Of the two Marina's/yacht clubs I associate with one has a travel lift and the other has yacht cradles, a long concrete ramp and a tractor.
|06-14-2009 02:30 AM|
self launching trailer
i've got a 27' on a trailer at the lake we launch it every time we sail no sweat but the trailer has a 12' extendable tongue that allows us the room we need to keep the beer from floating out of the truck when launching. you can see it here
www.pwteng.com - P.W.T. Engineering¬*¬*¬* millwright & field fabrication
|06-13-2009 11:55 PM|
I live in North Bay, Ontario, Canada. I plan on putting the boat on Lake Nipissing: en.wikipedia.org/wiki/Lake_nipissing
No marina on the lake has a proper lift. One has some kind of hydraulic trailer but they said the boat wouldn't have enough beam to fit.
A guy I know through work apparently had a 26 foot Kelt with a 3.5 foot draft put in directly off the trailer a few years ago and the water right now is substantially higher so I'm crossing my fingers that this guy who told me he could put it in directly will come through and not be too exorbitant in price.
The guy says he'll put the boat in right off the cradle mounted to his trailer.
I was just curious if anyone else has been through a similar experience. Thanks for your input!
|06-13-2009 10:03 PM|
|paulk||What's really rare is for a yard that needs a travellift not to have one. You don't say where you are, but it seems that your local outfits don't really need one and they make do as you describe. You've obviously missed the local launch date, but you'll be able to improve your timing for haulout. (Make sure you're on the list at the yard, though, so they don't let the crane leave before you've been pulled!). To get spashed for less, what about having the boat delivered to a yard, even if it's farther away, that does have hoisting facilities of its own? You can then sail to your home port, which will send your yard the message that perhaps they'd get more business if they had their own crane.|
|06-13-2009 10:00 PM|
Hmmm. How far out do you have to walk out into the water at your ramp before you find yourself in water that's deep enough to submerge the trailer enough to float yer boat? Maybe take a stick out there and see?

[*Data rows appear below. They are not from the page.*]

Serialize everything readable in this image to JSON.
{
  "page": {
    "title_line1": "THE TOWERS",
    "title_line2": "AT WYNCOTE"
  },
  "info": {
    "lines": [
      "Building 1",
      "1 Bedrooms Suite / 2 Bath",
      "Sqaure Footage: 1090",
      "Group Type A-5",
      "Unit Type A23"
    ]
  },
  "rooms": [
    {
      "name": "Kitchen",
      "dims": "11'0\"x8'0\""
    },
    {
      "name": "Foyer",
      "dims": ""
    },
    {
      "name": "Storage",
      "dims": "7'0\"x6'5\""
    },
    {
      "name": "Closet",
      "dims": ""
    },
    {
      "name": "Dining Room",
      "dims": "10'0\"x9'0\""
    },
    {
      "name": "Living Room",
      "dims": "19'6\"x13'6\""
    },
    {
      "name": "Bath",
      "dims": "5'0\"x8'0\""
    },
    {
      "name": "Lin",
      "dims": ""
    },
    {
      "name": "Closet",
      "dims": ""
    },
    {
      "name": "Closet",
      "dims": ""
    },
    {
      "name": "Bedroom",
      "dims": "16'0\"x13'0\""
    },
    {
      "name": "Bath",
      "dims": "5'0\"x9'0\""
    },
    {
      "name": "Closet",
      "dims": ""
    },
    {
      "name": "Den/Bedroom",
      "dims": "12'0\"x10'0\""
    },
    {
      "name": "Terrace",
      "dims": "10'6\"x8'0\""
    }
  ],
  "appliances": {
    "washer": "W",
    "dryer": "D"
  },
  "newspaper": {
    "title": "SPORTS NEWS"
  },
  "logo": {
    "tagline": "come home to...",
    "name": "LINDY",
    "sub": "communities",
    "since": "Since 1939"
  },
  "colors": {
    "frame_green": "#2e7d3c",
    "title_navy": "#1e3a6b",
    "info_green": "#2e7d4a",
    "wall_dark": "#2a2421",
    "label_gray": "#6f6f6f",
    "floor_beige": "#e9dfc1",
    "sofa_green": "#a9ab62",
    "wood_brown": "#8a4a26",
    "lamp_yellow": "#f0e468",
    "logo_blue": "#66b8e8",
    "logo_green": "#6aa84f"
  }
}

How long of a trailer tongue extension would it take to get the trailer that far out?
If you have a paved ramp, and you know how far out the paving goes, I'm wondering if a stout line attached to the normal tongue could be slowly fed out from the back of your parked tow vehicle, allowing the trailer to make it to where the deeper water is.
If I didn't know for sure where the water is deep enough I'd be worried about the trailer getting hung up somehow and being difficult to retrieve...such as if it's wheels go past the end of the ramp's paving...ugh.
This is assuming that the deeper water isn't all that far out.
Definitely to be done when it's calm calm calm.
Also assuming you have a plan for raising the mast.
|06-13-2009 09:31 PM|
Sailboat Launching -A newbie's inquiry
This is my first post here and likely not my last if all goes well in the next week. I am on the verge of purchasing my first sailboat (C&C 24, 4 foot draft, fixed keel) and am in the midst of making arrangements to have it shipped to my town. My question stems from the fact that none of the local marinas have their own boat lift and are dependent on seasonally renting a crane to launch the boats that require it. I am forced with renting my own crane and apparently no crane operators here in town work on a pro bono basis. What gives? Just kidding but it is expensive (minimum 3+ hour rental). I have found one gentleman who says that he can launch it directly from the trailer but he is the only one after much searching and he lives pretty far away. Is this something that is really rare?